Member of the Sejm of Poland
- In office 25 November 1991 – 29 May 1993
- Constituency: 50
- In office 11 November 2000 – 18 October 2001
- Constituency: 1

Member minister of the Council of Ministers
- In office 11 July 1992 – 26 October 1993
- Prime Minister: Hanna Suchocka

Member of the Masovian Voivodeship Sejmik
- In office 1998–2002

Personal details
- Born: 4 December 1949 Warsaw, Poland
- Died: 3 March 2025 (aged 75) Warsaw, Poland
- Party: Polish Beer-Lovers' Party; Polish Liberal Programme; Nonpartisan Bloc for Support of Reforms; Solidarity Electoral Action; Conservative People's Party; Civic Platform;
- Education: Academy of Fine Arts in Warsaw
- Occupation: Politician; Artist; Restaurateur;

= Zbigniew Eysmont =

Polish politician and artist (1949–2025)

Zbigniew Antoni Eysmont (/pl/; 4 December 1949 – 3 March 2025) was a Polish politician, artist, and restaurateur. He was a member of the Sejm of Poland from 1991 to 1993, and from 2000 to 2001, the member minister of the Council of Ministers from 1992 to 1993, and a member of the Masovian Voivodeship Sejmik from 1998 to 2002. Throughout his career, he belonged to Polish Beer-Lovers' Party, Polish Liberal Programme, Nonpartisan Bloc for Support of Reforms, Solidarity Electoral Action, Conservative People's Party, and Civic Platform.

== Biography ==
Zbigniew Eysmont was born on 4 December 1949 in Warsaw, Poland. In 1974, he graduated from the Academy of Fine Arts in Warsaw, with a degree in art design. In 1991, he was elected as a member of the Sejm of Poland, as the Polish Beer-Lovers' Party candidate. He represented the constituency no. 50, consisting of the Wrocław Voivodeship. In 1992, he joined the parliamentary group Polish Liberal Programme. From 11 July 1992 to 26 October 1993, he served as the member minister of the Council of Ministers for the entrepreneurship matters, in the cabinet of Hanna Suchocka. He unsuccessfully ran for reelection in 1993, as the Nonpartisan Bloc for Support of Reforms candidate.
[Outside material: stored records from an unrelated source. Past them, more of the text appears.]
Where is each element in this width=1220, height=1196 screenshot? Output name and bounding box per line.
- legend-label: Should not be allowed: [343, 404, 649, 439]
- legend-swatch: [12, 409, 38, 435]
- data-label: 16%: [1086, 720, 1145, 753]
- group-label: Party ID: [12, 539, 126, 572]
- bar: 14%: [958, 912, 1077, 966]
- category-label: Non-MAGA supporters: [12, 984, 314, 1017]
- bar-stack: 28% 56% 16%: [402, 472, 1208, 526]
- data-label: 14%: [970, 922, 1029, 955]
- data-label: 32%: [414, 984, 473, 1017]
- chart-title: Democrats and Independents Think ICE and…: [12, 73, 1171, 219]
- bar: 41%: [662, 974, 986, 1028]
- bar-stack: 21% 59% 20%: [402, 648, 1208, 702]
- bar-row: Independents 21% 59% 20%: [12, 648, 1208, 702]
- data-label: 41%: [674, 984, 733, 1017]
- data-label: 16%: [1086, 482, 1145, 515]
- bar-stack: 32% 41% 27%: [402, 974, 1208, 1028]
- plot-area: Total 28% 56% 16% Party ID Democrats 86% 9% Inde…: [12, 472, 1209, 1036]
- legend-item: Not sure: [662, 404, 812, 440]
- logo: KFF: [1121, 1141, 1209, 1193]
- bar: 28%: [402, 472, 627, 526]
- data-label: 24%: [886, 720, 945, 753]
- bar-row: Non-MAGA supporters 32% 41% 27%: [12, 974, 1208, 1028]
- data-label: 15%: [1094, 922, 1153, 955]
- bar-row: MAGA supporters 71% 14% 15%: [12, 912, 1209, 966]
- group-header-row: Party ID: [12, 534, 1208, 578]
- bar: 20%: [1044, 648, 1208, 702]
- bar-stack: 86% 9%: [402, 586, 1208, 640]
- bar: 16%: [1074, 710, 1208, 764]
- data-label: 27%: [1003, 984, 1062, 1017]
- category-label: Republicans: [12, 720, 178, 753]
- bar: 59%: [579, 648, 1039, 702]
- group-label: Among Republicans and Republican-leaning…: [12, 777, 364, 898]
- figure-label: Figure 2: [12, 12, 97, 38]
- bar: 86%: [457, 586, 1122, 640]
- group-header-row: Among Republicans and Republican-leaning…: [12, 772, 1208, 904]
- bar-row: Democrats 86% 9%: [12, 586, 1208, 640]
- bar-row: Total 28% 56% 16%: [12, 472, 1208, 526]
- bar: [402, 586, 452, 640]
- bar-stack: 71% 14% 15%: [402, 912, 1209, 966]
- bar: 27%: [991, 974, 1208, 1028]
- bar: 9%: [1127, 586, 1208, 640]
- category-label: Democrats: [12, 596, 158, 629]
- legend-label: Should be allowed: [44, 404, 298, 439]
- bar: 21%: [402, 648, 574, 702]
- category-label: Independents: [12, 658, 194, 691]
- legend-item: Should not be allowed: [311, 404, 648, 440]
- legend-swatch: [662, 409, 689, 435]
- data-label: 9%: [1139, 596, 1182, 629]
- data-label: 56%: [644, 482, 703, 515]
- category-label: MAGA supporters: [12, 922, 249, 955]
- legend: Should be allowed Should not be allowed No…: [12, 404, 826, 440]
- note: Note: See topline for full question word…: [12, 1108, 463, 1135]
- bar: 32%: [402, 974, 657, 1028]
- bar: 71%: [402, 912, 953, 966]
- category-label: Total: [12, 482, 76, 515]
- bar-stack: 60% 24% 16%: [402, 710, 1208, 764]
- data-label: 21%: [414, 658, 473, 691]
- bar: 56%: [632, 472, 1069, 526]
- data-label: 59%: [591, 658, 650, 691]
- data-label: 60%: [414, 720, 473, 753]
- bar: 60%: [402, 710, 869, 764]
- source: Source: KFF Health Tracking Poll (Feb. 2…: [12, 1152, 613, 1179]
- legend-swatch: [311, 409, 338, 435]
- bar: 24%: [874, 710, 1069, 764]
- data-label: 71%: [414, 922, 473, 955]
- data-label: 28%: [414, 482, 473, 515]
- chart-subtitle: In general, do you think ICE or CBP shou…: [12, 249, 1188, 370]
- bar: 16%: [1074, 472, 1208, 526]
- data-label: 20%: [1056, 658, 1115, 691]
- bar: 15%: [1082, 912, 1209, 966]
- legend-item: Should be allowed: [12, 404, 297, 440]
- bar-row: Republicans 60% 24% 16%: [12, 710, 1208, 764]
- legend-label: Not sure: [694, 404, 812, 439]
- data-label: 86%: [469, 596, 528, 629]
From 1998 to 2002, Eysmont was a member of the Masovian Voivodeship Sejmik, and in 2000, he was again elected to the Sejm, as the Solidarity Electoral Action candidate, replacing Andrzej Zakrzewski, who died in office. He represented constituency no. 1, consisting of the city of Warsaw. He was also a member of the Conservative People's Party. In 2001, Eysmont unsuccessfully ran for the election to the Sejm as the Civic Platform candidate. In 2002, he retired from politics, becoming a restaurant owner. He died on 3 March 2025 in Warsaw.